CACHO DEL MONTE said:


> y eso que el territorio es tan chico, debería ser mas fácil.


El clima es supercomplejo, mas en nuestra region, no tiene nada que ver con el tamaño del territorio, aca estamos abiertos a practicamente todos los fenomenos meteorologicos y su gravedad va muchas veces en mano de su rareza.




CACHO DEL MONTE said:


> Igualmente creo que el clima tan amable de nuestro pais hace a la poca experiencia de loa meteorólogos a la hora de pronosticar fenómenos, los cierto es que la norma es que no ocurran y la probabilidad va hacia ese lado.


No es justificación, el clima es "amable" hasta que sucede un evento desastroso para el que no estamos preparados, desde muertes hasta desastres ambientales o económicos, un país serio necesita un ente que se dedique de forma eficiente a un aspecto tan importante como es el clima.

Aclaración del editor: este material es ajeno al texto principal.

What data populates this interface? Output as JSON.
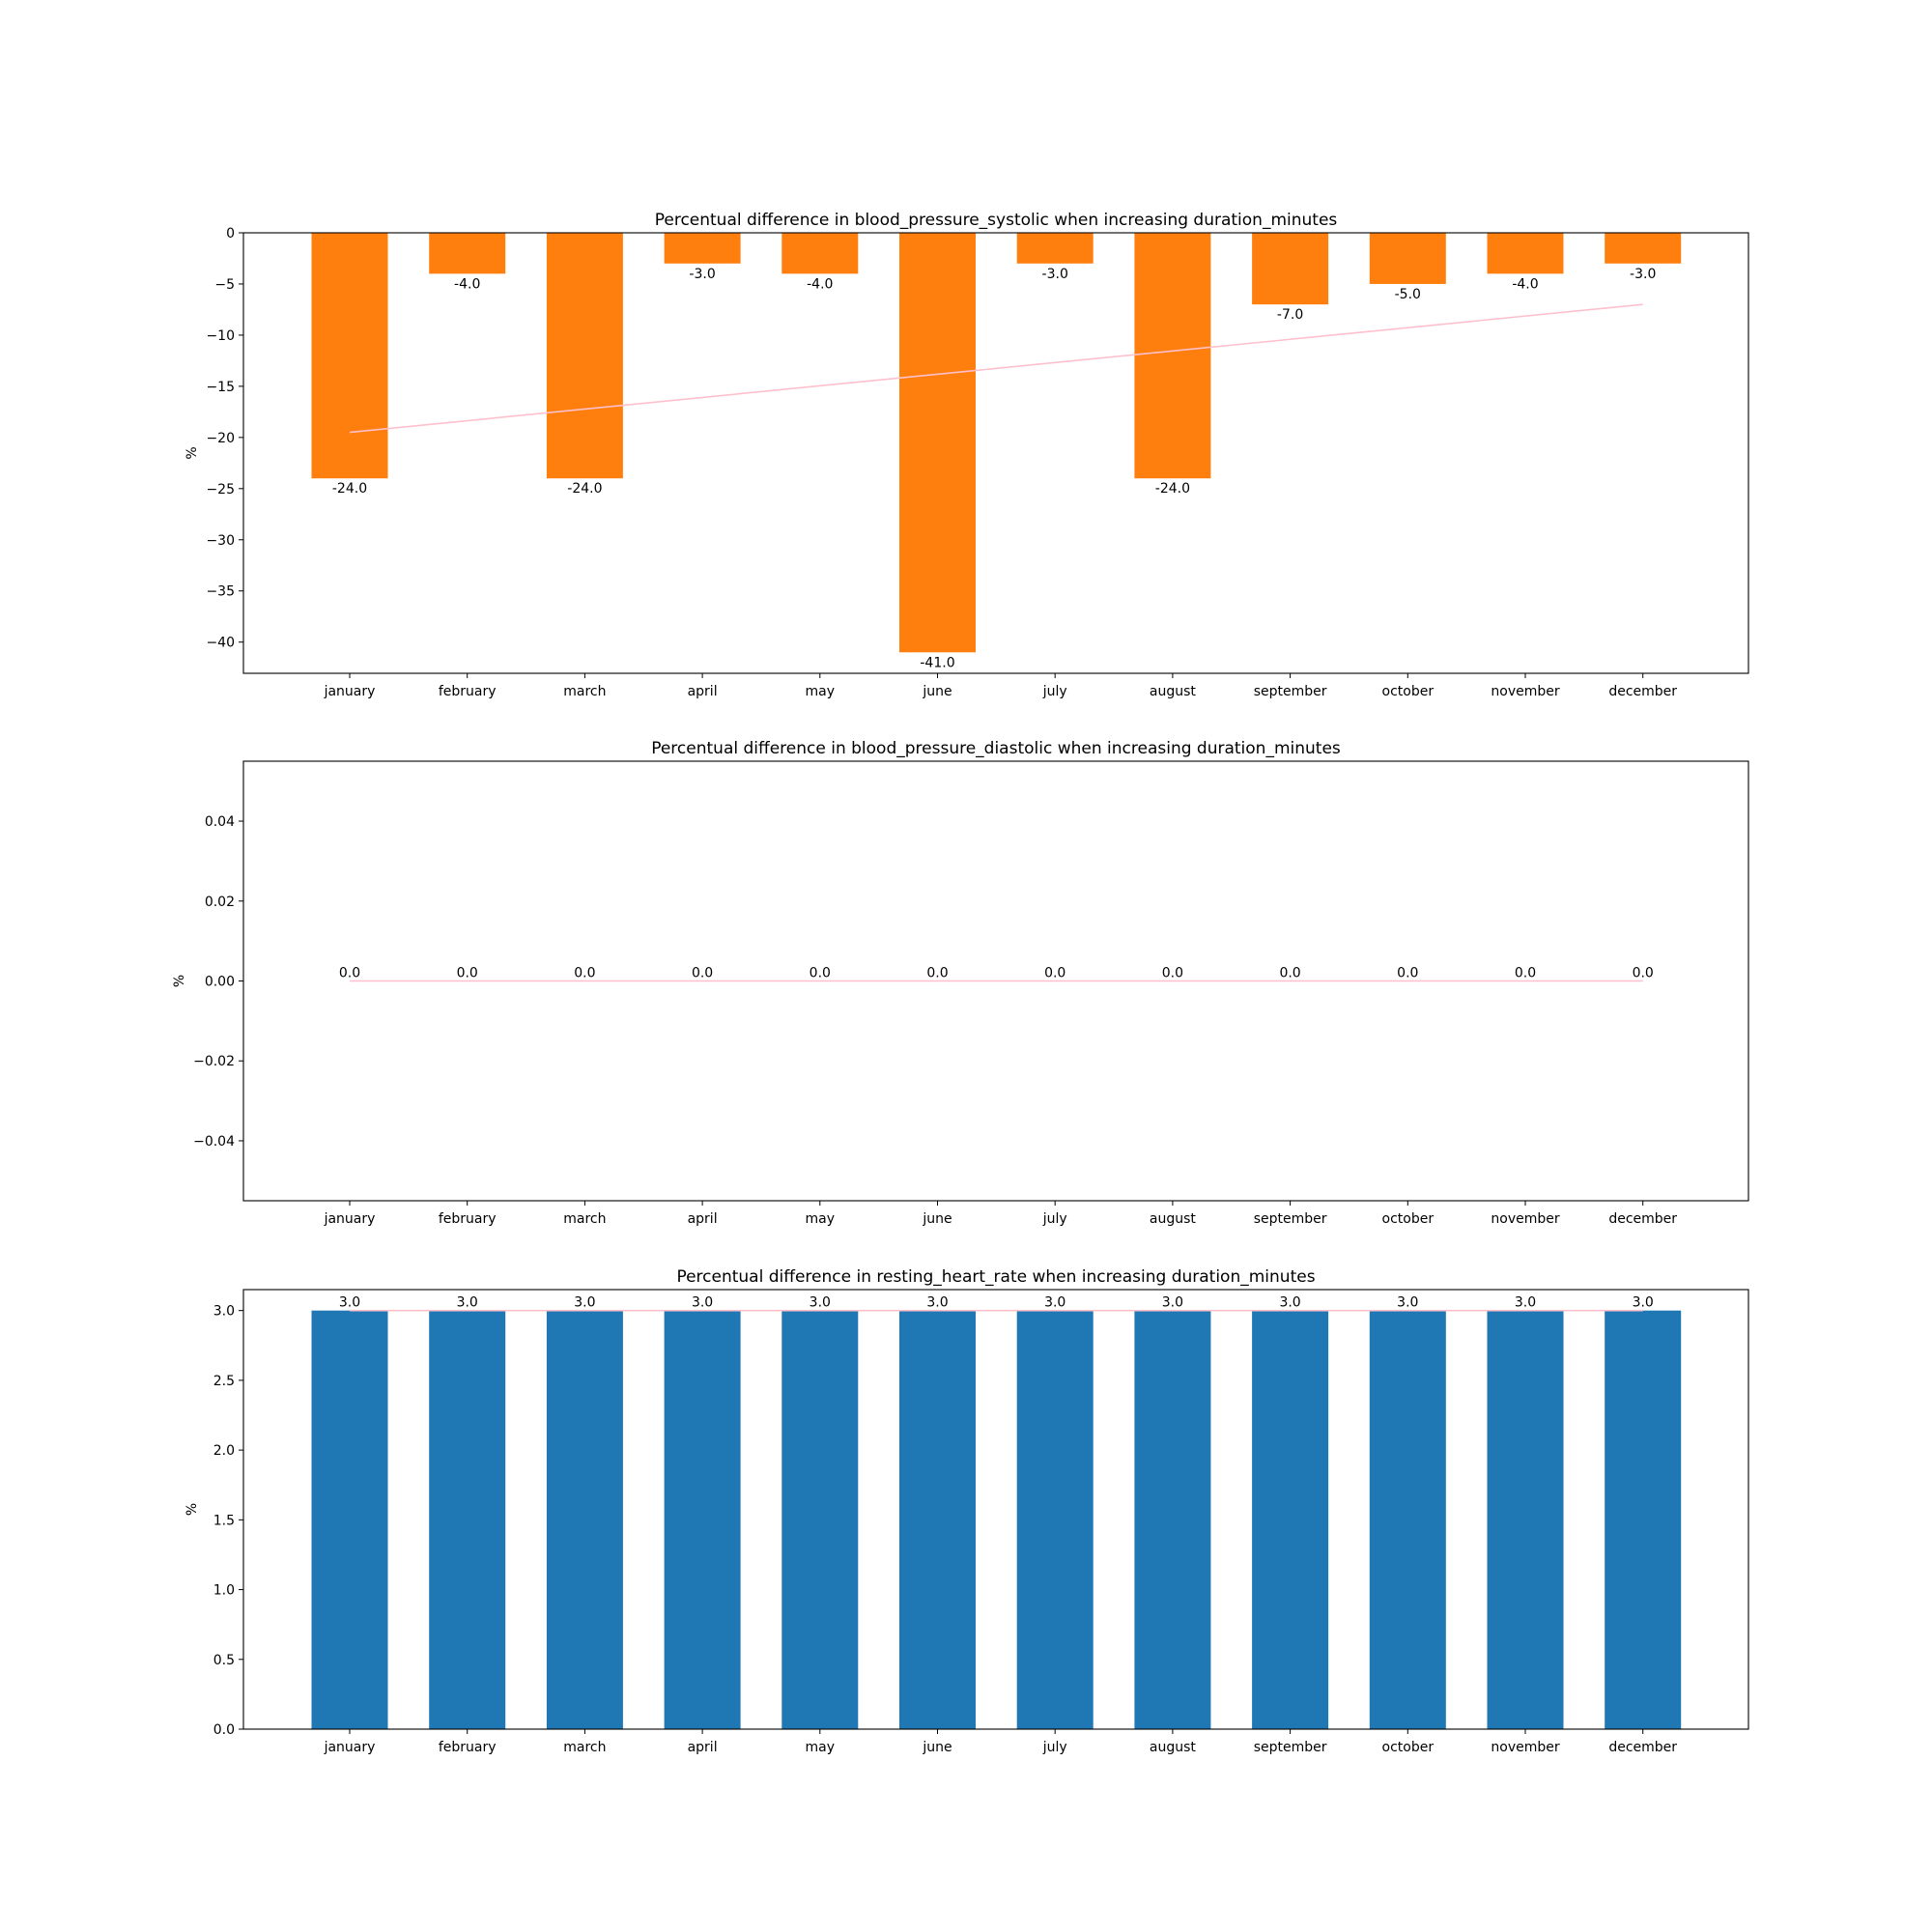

"No importa que no sirvan para nada total los desastres acá pasan cada tanto"
Les parece justificar eso?????
Que le paguen a una empresa privada y listo.


----------



## SebaFun (Jul 11, 2008)

Que buen video ese!

La verdad que excelente aporte!


----------



## magoff (Mar 27, 2009)




----------



## magoff (Mar 27, 2009)

Ahora si Inumet se va parriba, va a tener Unidad especializada en Genero.
Asi da gusto pagar impuestos.
Capaz que ahora empiezan a llamar la nieve "nieve", por que es una palabra inclusiva terminada con "e".


----------



## El_hereje (Apr 30, 2008)

Es increíble el nivel de no pegar una, ni un pronóstico en el día, se caga lloviendo y te dicen que hay Sol o te dan nuboso todos los días cuando hay tremendo Sol y no cambian el pronóstico ni el estado actual.

Patético es poco.


----------



## CACHO DEL MONTE (Nov 12, 2010)

no es por ser abogado del diablo, pero hoy en día las condiciones climaticas son menos previsibles, es obvio que el cambio climatico afecta y estamos en una zona donde influyen varios factores sobre las condiciones, la humedad del mar, las mareas, los diferentes tipos de vientos. Esto no es el sudeste asiatico donde si hay vientos monzones llueve y punto.


----------



## magoff (Mar 27, 2009)

Cacho, tipos que salen en television sacandose cartel de expertos y que todos les pagamos el sueldo no puede ser que no sepan reconocer ni lo que cae del cielo,


----------